Это подумалось после поездки с докладом о литературе к летчикам. Кстати, когда лишь улетел от них, узнал местность и сообразил, что полк этот стоит на Починковском аэродроме, в двенадцати — пятнадцати километрах от моего Загорья. А когда был там, не знал, не заметил и не догадался спросить, где это я нахожусь. Настолько привычны безразличие к местности, беспамятность, невнимательность, привившиеся за годы войны.
В ВИТЕБСКЕ
Витебск! У него своя, особая история возвращения в семью советских городов. Скаты и гребни холмов на подступах к нему в течение долгих месяцев несли на себе тяжкий груз того, что называется линией фронта. Воронка в воронку, издолблена и исковеркана эта земля, вдоль и поперек изрыта, изрезана траншеями, захламлена ржавым, горелым и ломаным железом.

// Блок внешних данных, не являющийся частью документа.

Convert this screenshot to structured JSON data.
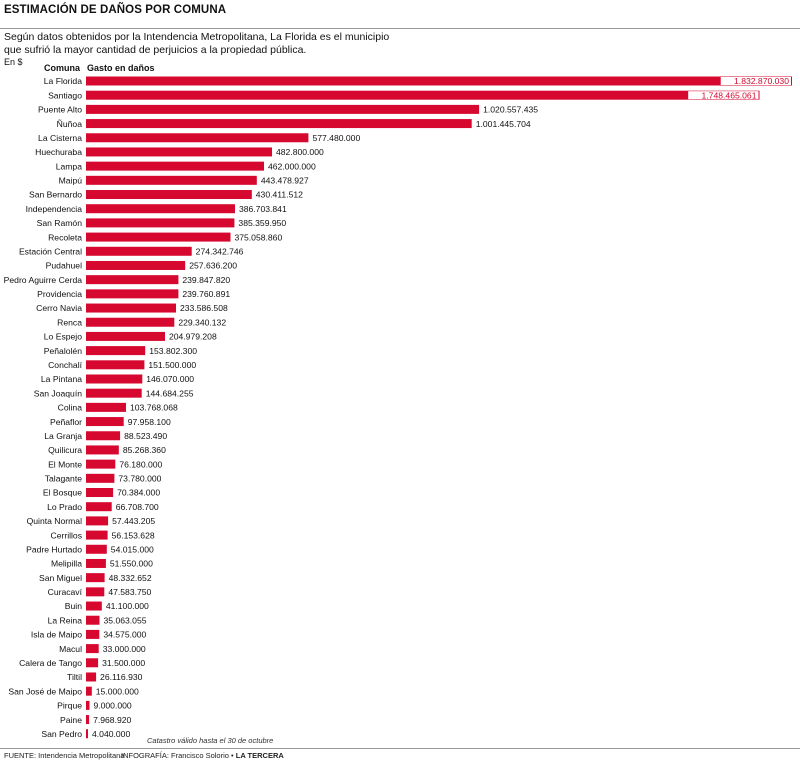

Надписи и даты, выведенные на скромных намогильных дощечках у дорог к Витебску, — напоминание о жестоких зимних боях за город. Немцы действительно обороняли его, не щадя ничего… И как бывает, что именно то, чего сердце ждало долго, напряженно и неутомимо, приходит вдруг, и радость застает тебя как бы врасплох.
Над городом небо к западу еще густо усыпано шапками разрывов зенитных снарядов и обволочено ржаво-темными космами и клочьями дымов. Земля еще привычно подрагивает от близкой пальбы.
Навстречу, по дороге на восток, от заставы тянется длинная и слишком ровная для обычного продвижения в такой близости от войны колонна. Пленные. Конвой — трое наших ребят с бровями, серыми от пыли.
— Сколько ведете?
— Сто сорок пять штук, — отвечает старший сержант. Губы обведены черной от пыли, пота и копоти кромкой. Глаза воспаленные, не спавшие, по крайней мере, сутки, счастливые.
— Кто взял?
— Я.
Это — военное «я», означающее не единоличность действия, а главенство, начальствование над силой, совершившей действие.
И, следуя за отдалившейся уже колонной, оборачивается и выкрикивает в другом, простецки веселом, «личном» тоне гордости и торжества:
— С музыкой пошло, товарищи! Гоним, мать его…
Глубоко в улицах города наши бойцы. Отчетливое «ура», бомбежка нашими самолетами окраины города, пулеметные очереди.
На одной стене красный флаг. Укреплен он наскоро, на ходу, и невысоко, может быть именно затем, чтобы всякий мог прочесть записку, приколотую к нему: «Майор Бублик». Это опять то самое неличное «я» военного языка. Это с волнением, гордостью, торжеством и вместе официальной, скупой точностью сказано:
«Я, майор Бублик, преследуя противника, первым прошел по этой улице, а теперь я далеко впереди». (То есть я с моими бойцами.)
И такая негромкая, даже чуть-чуть смешливая фамилия в сочетании с серьезностью и боевой значительностью обстоятельств!